The longer that OT and IT teams continue to work in silos, the more time hackers have to up their game and find new and more insipid ways to penetrate the operating systems of critical infrastructure. With their current level of awareness, OT staff are likely to assume that most problems they encounter within the system is a technical glitch. They create a work-around and move on with their day, just as long as the system remains operational. While they may be correct and it is just a glitch, it could also be a sign of an attack. There must be a change in the process that will ensure that IT is notified whenever something out of the ordinary occurs in order to confirm that it is, in fact, harmless and not a nefarious attack. Without teamwork and collaboration, such risks can go unnoticed until it is too late.
There are three main directions that companies can and should take to address this challenge and bridge the gap between IT and OT professionals:
When it comes to cybersecurity, the safety of the entire company is at risk, and all relevant personnel must be appropriately trained so that they can be attuned to the potential attack vectors and take action to mitigate risks.
Both IT and OT teams should be trained together so that each can be aware of the other’s roles in keeping critical infrastructure safe. Training on live OT equipment used in power plants, water facilities, and more would allow members of both teams to fully understand the other’s perspective and needs and what needs to be done to protect the operational systems without compromising on stability, availability and efficiency.
Awareness and Mindset Shift
It is time for management teams and HR departments to bring together their OT and IT staff and get them on the same page. There is a need to raise awareness among OT engineers to the critical nature of protecting their systems. It is not just about the IT team adding a new firewall - there is also the risk of a maintenance worker or other malice-seeking individual gaining physical access to the system and sabotaging from within.
The onus is not entirely on the OT team to change their mindset and their ways.
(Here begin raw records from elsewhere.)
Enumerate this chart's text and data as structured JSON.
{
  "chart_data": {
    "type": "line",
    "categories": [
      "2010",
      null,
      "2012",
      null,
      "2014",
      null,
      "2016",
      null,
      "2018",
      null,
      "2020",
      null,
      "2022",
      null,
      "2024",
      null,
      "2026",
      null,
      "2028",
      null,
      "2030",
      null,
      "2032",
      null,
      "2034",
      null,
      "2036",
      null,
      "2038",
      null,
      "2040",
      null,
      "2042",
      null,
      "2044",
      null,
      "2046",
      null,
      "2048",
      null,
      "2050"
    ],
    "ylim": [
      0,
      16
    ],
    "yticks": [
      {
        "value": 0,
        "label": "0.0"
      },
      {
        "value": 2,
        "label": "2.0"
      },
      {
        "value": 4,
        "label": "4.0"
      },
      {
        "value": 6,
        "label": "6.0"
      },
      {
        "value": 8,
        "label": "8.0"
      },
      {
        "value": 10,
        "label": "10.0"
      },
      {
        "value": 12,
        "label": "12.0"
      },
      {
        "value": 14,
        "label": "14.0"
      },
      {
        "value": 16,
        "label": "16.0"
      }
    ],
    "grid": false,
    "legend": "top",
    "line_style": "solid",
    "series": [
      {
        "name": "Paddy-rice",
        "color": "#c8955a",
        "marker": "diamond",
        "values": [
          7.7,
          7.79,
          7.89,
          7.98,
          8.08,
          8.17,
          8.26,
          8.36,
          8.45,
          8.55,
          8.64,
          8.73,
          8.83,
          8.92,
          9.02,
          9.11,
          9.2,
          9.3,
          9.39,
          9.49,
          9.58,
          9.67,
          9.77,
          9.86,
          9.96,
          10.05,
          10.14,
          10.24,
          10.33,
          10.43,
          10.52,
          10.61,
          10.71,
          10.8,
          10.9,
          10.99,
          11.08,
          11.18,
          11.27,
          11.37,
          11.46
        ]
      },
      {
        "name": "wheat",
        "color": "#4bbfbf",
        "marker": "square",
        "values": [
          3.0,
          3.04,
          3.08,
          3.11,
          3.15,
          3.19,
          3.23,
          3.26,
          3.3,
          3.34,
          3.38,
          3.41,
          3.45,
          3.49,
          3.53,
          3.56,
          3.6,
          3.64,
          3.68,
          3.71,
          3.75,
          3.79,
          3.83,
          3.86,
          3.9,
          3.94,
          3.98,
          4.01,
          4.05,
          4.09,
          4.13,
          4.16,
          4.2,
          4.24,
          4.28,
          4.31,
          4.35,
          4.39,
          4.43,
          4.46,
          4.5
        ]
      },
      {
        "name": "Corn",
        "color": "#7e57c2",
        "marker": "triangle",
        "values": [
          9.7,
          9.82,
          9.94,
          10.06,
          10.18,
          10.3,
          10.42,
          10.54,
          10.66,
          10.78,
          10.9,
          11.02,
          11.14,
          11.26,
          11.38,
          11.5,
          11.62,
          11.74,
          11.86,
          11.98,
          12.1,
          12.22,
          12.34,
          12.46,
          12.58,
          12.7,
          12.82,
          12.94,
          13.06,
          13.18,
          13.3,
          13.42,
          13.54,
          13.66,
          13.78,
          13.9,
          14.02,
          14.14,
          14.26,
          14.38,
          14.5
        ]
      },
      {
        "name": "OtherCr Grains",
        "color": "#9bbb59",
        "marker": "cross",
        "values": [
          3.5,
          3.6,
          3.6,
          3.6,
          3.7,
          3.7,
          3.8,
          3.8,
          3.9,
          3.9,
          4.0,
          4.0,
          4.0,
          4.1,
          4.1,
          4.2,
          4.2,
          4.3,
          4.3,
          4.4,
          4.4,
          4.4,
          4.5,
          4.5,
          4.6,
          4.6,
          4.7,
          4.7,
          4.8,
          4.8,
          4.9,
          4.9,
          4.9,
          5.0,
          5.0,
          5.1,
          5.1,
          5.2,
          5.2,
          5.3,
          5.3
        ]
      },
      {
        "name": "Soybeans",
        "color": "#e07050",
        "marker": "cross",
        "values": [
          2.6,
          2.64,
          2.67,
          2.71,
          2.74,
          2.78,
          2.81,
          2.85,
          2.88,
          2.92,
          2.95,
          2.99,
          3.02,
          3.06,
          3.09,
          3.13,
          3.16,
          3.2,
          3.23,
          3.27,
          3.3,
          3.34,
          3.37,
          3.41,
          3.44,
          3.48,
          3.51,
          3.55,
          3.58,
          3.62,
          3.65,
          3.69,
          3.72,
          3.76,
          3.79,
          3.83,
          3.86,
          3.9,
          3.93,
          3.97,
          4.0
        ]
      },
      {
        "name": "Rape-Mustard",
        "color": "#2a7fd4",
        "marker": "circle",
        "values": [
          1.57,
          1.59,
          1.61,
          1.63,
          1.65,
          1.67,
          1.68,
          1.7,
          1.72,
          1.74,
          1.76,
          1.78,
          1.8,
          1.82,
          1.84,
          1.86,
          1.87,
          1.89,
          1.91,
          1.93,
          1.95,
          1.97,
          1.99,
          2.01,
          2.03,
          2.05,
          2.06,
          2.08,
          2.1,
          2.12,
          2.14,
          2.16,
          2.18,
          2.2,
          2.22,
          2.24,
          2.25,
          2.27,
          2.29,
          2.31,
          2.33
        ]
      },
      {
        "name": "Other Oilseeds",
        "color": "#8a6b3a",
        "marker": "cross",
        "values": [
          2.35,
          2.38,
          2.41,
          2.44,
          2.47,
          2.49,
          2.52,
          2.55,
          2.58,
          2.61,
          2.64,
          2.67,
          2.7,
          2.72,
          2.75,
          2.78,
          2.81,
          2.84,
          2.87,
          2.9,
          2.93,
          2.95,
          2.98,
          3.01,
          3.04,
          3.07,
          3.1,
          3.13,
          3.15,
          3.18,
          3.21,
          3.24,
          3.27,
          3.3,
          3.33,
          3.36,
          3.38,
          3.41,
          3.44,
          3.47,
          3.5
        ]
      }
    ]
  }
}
The IT team also must understand where the OT professionals are coming from, what their goals are and why they are hesitant to risk system operations to upgrade and make changes for the sake of potential security breaches.
Better Security-Operations Balance in OT
In addition to the mindset shift, companies must also consider technological solutions that will enable a better balance between operational requirements and security needs in the OT environment. Currently, when operations require communication via a Google SaaS platform (for example), IT is conducting security monitoring in the background to detect any suspicious behavior while business goes on as usual. As critical infrastructure organizations become more digital and use more IoT devices connected to the cloud, the security monitoring will need to become part and parcel of the devices themselves and part of the general operating procedure.
Once OT and IT teams are able to better understand each other, they will be able to collaborate and work together to ensure that critical infrastructure can operate smoothly and efficiently while also being protected from the ever-growing threats.